Our research showed that consumers have to initially expect to keep the goods and services they buy to create the earmark that makes the refund effect work. “Try before you buy” strategies, where consumers do not expect to pay for returned goods, are unlikely to create a refund effect if those goods are returned.
For example, research participants who imagined buying two pairs of shoes to try on with the expectation that they would return one pair were no more likely to spend their refund on a jacket than controls who simply imagined seeing the jacket and paying out of pocket. By contrast, participants who did not expect to return a pair of shoes when they bought them were more likely to use the refund from the shoes to buy the jacket
The refund effect applies across categories.

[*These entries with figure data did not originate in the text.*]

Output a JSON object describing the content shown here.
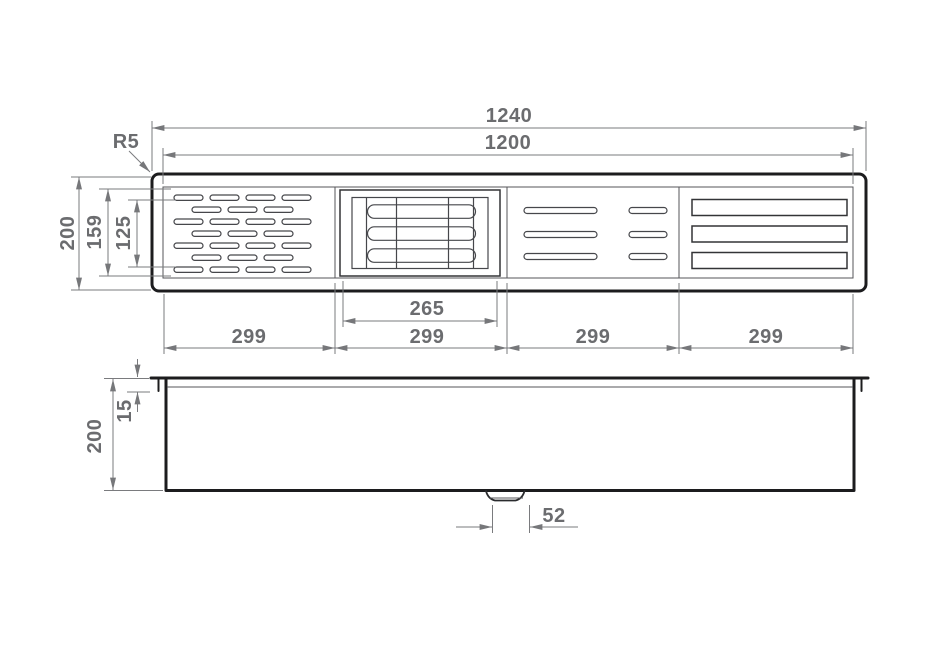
{
  "drawing_type": "technical-dimension-drawing",
  "colors": {
    "outline": "#1c1c1e",
    "feature_lines": "#46474b",
    "dimension_lines": "#7a7b7e",
    "dimension_text": "#6b6c6f",
    "background": "#ffffff"
  },
  "top_view": {
    "width_total": "1240",
    "width_inner": "1200",
    "height_total": "200",
    "height_inner": "159",
    "height_slots": "125",
    "corner_radius_label": "R5",
    "grate_width": "265",
    "bay_widths": [
      "299",
      "299",
      "299",
      "299"
    ]
  },
  "side_view": {
    "height_total": "200",
    "rim_depth": "15",
    "outlet_width": "52"
  }
}
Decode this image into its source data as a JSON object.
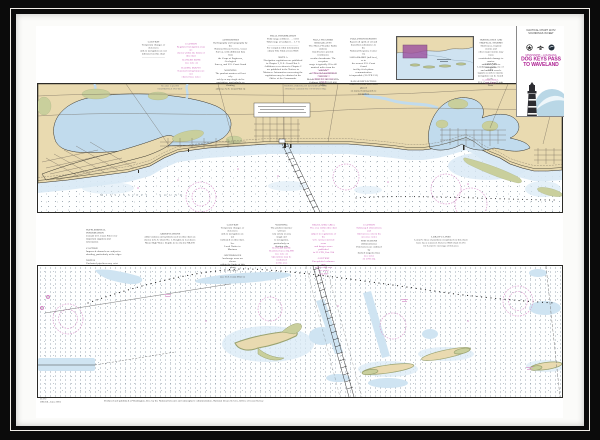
{
  "colors": {
    "frame": "#0b0b0b",
    "fillet": "#f1eee8",
    "matte": "#fbfbf9",
    "paper": "#ffffff",
    "panel_border": "#2b2a26",
    "land": "#e9dab0",
    "marsh": "#c9cf9c",
    "bay": "#c1dbed",
    "shallow": "#d8e9f5",
    "shoreline": "#35332c",
    "road": "#6a6156",
    "channel": "#3a3a3a",
    "magenta": "#c44fae",
    "magenta_light": "#dc9ed0",
    "title_magenta": "#ad1f92",
    "note_black": "#3f3f3f",
    "note_gray": "#7a7a7a",
    "swoosh": "#b9d7e6",
    "lighthouse": "#2c2c31",
    "coverage": "#9b4f9f",
    "inset_water": "#cfe3f1"
  },
  "title_block": {
    "top_line_1": "NAUTICAL CHART 11372",
    "top_line_2": "SOUNDINGS IN FEET",
    "region": "MISSISSIPPI – LOUISIANA",
    "title_line_1": "DOG KEYS PASS",
    "title_line_2": "TO WAVELAND",
    "sub_line_1": "SCALE 1:40,000",
    "sub_line_2": "MERCATOR PROJECTION"
  },
  "chart": {
    "sound_label": "MISSISSIPPI SOUND"
  },
  "micro_notes": [
    {
      "name": "note-caution-aids",
      "x": 102,
      "y": 15,
      "w": 31,
      "color": "#3f3f3f",
      "align": "center",
      "lines": [
        "CAUTION",
        "Temporary changes or defects in",
        "aids to navigation are not",
        "indicated on this chart",
        "—————————"
      ]
    },
    {
      "name": "note-regulated-areas",
      "x": 139,
      "y": 17,
      "w": 32,
      "color": "#c44fae",
      "align": "center",
      "lines": [
        "CAUTION",
        "Regulated navigation areas are",
        "shown within the limits of",
        "this chart"
      ]
    },
    {
      "name": "note-danger-zone",
      "x": 144,
      "y": 33,
      "w": 23,
      "color": "#c44fae",
      "align": "center",
      "lines": [
        "DANGER ZONE",
        "(see note A)"
      ]
    },
    {
      "name": "note-racing-buoys",
      "x": 140,
      "y": 41,
      "w": 30,
      "color": "#c44fae",
      "align": "center",
      "lines": [
        "RACING BUOYS",
        "Seasonal racing buoys are not",
        "charted (see note)"
      ]
    },
    {
      "name": "note-authorities",
      "x": 177,
      "y": 13,
      "w": 35,
      "color": "#3f3f3f",
      "align": "center",
      "lines": [
        "AUTHORITIES",
        "Hydrography and topography by the",
        "National Ocean Service, Coast",
        "Survey, with additional data from",
        "the Corps of Engineers, Geological",
        "Survey, and U.S. Coast Guard",
        "",
        "WARNING",
        "The prudent mariner will not rely",
        "solely on any single aid to",
        "navigation, particularly on floating",
        "aids (see U.S. Coast Pilot 5)"
      ]
    },
    {
      "name": "note-tidal-information",
      "x": 224,
      "y": 9,
      "w": 46,
      "color": "#3f3f3f",
      "align": "center",
      "lines": [
        "TIDAL INFORMATION",
        "Tidal range at Biloxi . . . 1.8 ft",
        "Tidal range at Gulfport . . 1.7 ft",
        "————————————",
        "For complete tidal information",
        "obtain Tide Tables from NOS",
        "",
        "NOTE A",
        "Navigation regulations are published",
        "in Chapter 2, U.S. Coast Pilot 5.",
        "Additions or revisions to Chapter 2",
        "are published in the Notices to",
        "Mariners. Information concerning the",
        "regulations may be obtained at the",
        "Office of the Commander"
      ]
    },
    {
      "name": "note-weather-broadcasts",
      "x": 271,
      "y": 13,
      "w": 32,
      "color": "#3f3f3f",
      "align": "center",
      "lines": [
        "NOAA WEATHER BROADCASTS",
        "The NOAA Weather Radio stations",
        "listed below provide continuous",
        "weather broadcasts. The reception",
        "range is typically 20 to 40",
        "nautical miles from the antenna",
        "site. New Orleans KHB-43 162.550",
        "Mobile KEC-61 162.550 MHz",
        "Gulfport WXJ-99 162.400 MHz"
      ]
    },
    {
      "name": "note-pilings-caution",
      "x": 274,
      "y": 43,
      "w": 27,
      "color": "#c44fae",
      "align": "center",
      "lines": [
        "CAUTION",
        "Submerged pilings and obstructions",
        "exist in this area (see note)"
      ]
    },
    {
      "name": "note-pollution-reports",
      "x": 313,
      "y": 12,
      "w": 29,
      "color": "#3f3f3f",
      "align": "center",
      "lines": [
        "POLLUTION REPORTS",
        "Report all spills of oil and",
        "hazardous substances to the",
        "National Response Center via",
        "1-800-424-8802 (toll free), or to",
        "the nearest U.S. Coast Guard",
        "facility if telephone communication",
        "is impossible (33 CFR 153)",
        "",
        "RADAR REFLECTORS",
        "Radar reflectors have been placed",
        "on many floating aids to navigation"
      ]
    },
    {
      "name": "note-hurricanes",
      "x": 441,
      "y": 13,
      "w": 28,
      "color": "#3f3f3f",
      "align": "center",
      "lines": [
        "HURRICANES AND",
        "TROPICAL STORMS",
        "Hurricanes, tropical storms and",
        "other major storms may cause",
        "considerable damage to marine",
        "structures, aids to navigation",
        "and moored vessels"
      ]
    },
    {
      "name": "note-radio-caution",
      "x": 441,
      "y": 37,
      "w": 27,
      "color": "#3f3f3f",
      "align": "center",
      "lines": [
        "CAUTION",
        "Limitations on the use of radio",
        "signals as aids to marine",
        "navigation can be found in the",
        "U.S. Coast Guard Light Lists"
      ]
    },
    {
      "name": "note-cable-area",
      "x": 443,
      "y": 53,
      "w": 23,
      "color": "#c44fae",
      "align": "center",
      "lines": [
        "CABLE AREA",
        "(see note)"
      ]
    },
    {
      "name": "panel-scale-note",
      "x": 104,
      "y": 59,
      "w": 60,
      "color": "#7a7a7a",
      "align": "center",
      "lines": [
        "SCALE 1:40,000",
        "SOUNDINGS IN FEET"
      ]
    },
    {
      "name": "panel-datum-note",
      "x": 232,
      "y": 59,
      "w": 75,
      "color": "#7a7a7a",
      "align": "center",
      "lines": [
        "NORTH AMERICAN DATUM OF 1983",
        "(WORLD GEODETIC SYSTEM 1984)"
      ]
    },
    {
      "name": "note-supplemental",
      "x": 50,
      "y": 203,
      "w": 36,
      "color": "#3f3f3f",
      "align": "left",
      "lines": [
        "SUPPLEMENTAL INFORMATION",
        "Consult U.S. Coast Pilot 5 for",
        "important supplemental information",
        "",
        "CAUTION",
        "Improved channels are subject to",
        "shoaling, particularly at the edges",
        "",
        "NOTE B",
        "Uncharted pipelines may exist"
      ]
    },
    {
      "name": "note-abbreviations",
      "x": 107,
      "y": 207,
      "w": 54,
      "color": "#3f3f3f",
      "align": "center",
      "lines": [
        "ABBREVIATIONS",
        "Abbreviations and symbols used on this chart are",
        "shown in U.S. Chart No. 1. Heights in feet above",
        "Mean High Water. Depths in feet below MLLW"
      ]
    },
    {
      "name": "note-anchorages",
      "x": 184,
      "y": 198,
      "w": 25,
      "color": "#3f3f3f",
      "align": "center",
      "lines": [
        "CAUTION",
        "Temporary changes or defects in",
        "aids to navigation are not",
        "indicated on this chart. See",
        "Local Notice to Mariners",
        "",
        "ANCHORAGES",
        "Anchorage areas are shown",
        "within the limits of this chart",
        "(see note)",
        "",
        "(see U.S. Coast Pilot 5)"
      ]
    },
    {
      "name": "note-warning-middle",
      "x": 233,
      "y": 198,
      "w": 25,
      "color": "#3f3f3f",
      "align": "center",
      "lines": [
        "WARNING",
        "The prudent mariner will not",
        "rely solely on any single aid",
        "to navigation, particularly on",
        "floating aids"
      ]
    },
    {
      "name": "note-danger-restricted",
      "x": 233,
      "y": 221,
      "w": 25,
      "color": "#c44fae",
      "align": "center",
      "lines": [
        "DANGER ZONE",
        "Restricted area 334.980",
        "(see note A)",
        "Operations may be conducted",
        "in this area"
      ]
    },
    {
      "name": "note-regulated-area",
      "x": 274,
      "y": 198,
      "w": 27,
      "color": "#c44fae",
      "align": "center",
      "lines": [
        "REGULATED AREA",
        "The area within this chart is",
        "subject to regulations of the",
        "U.S. Army restricted areas",
        "and danger zones published",
        "in 33 CFR, Part 334",
        "",
        "CAUTION",
        "Unexploded ordnance may",
        "exist in this area",
        "(see note)",
        "334.980"
      ]
    },
    {
      "name": "note-fish-havens-1",
      "x": 319,
      "y": 198,
      "w": 28,
      "color": "#c44fae",
      "align": "center",
      "lines": [
        "CAUTION",
        "Submerged obstructions and",
        "fish havens exist in the",
        "area (see note)"
      ]
    },
    {
      "name": "note-fish-havens-2",
      "x": 319,
      "y": 214,
      "w": 28,
      "color": "#3f3f3f",
      "align": "center",
      "lines": [
        "FISH HAVENS",
        "(Obstructions)",
        "Fish havens are outlined by",
        "dashed magenta lines"
      ]
    },
    {
      "name": "note-fish-havens-3",
      "x": 319,
      "y": 229,
      "w": 28,
      "color": "#c44fae",
      "align": "center",
      "lines": [
        "(see note)",
        "33 CFR 334"
      ]
    },
    {
      "name": "note-loran",
      "x": 376,
      "y": 210,
      "w": 58,
      "color": "#3f3f3f",
      "align": "center",
      "lines": [
        "LORAN-C LINES",
        "Loran-C lines of position overprinted on this chart",
        "have been removed. Refer to NOS chart 11373",
        "for Loran-C coverage of this area"
      ]
    },
    {
      "name": "footer-edition",
      "x": 4,
      "y": 372,
      "w": 34,
      "color": "#3f3f3f",
      "align": "left",
      "lines": [
        "11372",
        "59th Ed., June 2016"
      ]
    },
    {
      "name": "footer-credit",
      "x": 68,
      "y": 374,
      "w": 190,
      "color": "#3f3f3f",
      "align": "left",
      "lines": [
        "Produced and published at Washington, D.C. by the National Oceanic and Atmospheric Administration, National Ocean Service, Office of Coast Survey"
      ]
    }
  ]
}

Because refunded money feels as if it has already been lost, the refund effect applies both to cross-sold products in the same category and products in other categories.
For instance, research participants in a fifth experiment were more likely to spend a refund from a returned bottle of wine on either a gift card from a grocer or from an athleisure brand than buy either kind of gift card with money out of their pocket. This is good news for retailers who offer a range of product categories.
Sale strategies like upselling and exchanges during the product return process should similarly benefit from the refund effect, and they may be better for customer relationship management than increasing the cost of product returns. New companies have stepped into this market. For example, Loop Returns helps 1,500 Shopify merchants, such as Allbirds and Brooklinen, cross-sell, upsell, and exchange products during the product return process, saving 28% of the revenue that would otherwise be lost.
The lesson for retailers? Instead of resorting to practices whose harsh transaction costs can alienate customers, sometimes permanently, creating return policies and practices informed by the refund effect can be an effective way to reduce the revenue loss incurred by product returns in a way that benefits both consumers and retailers.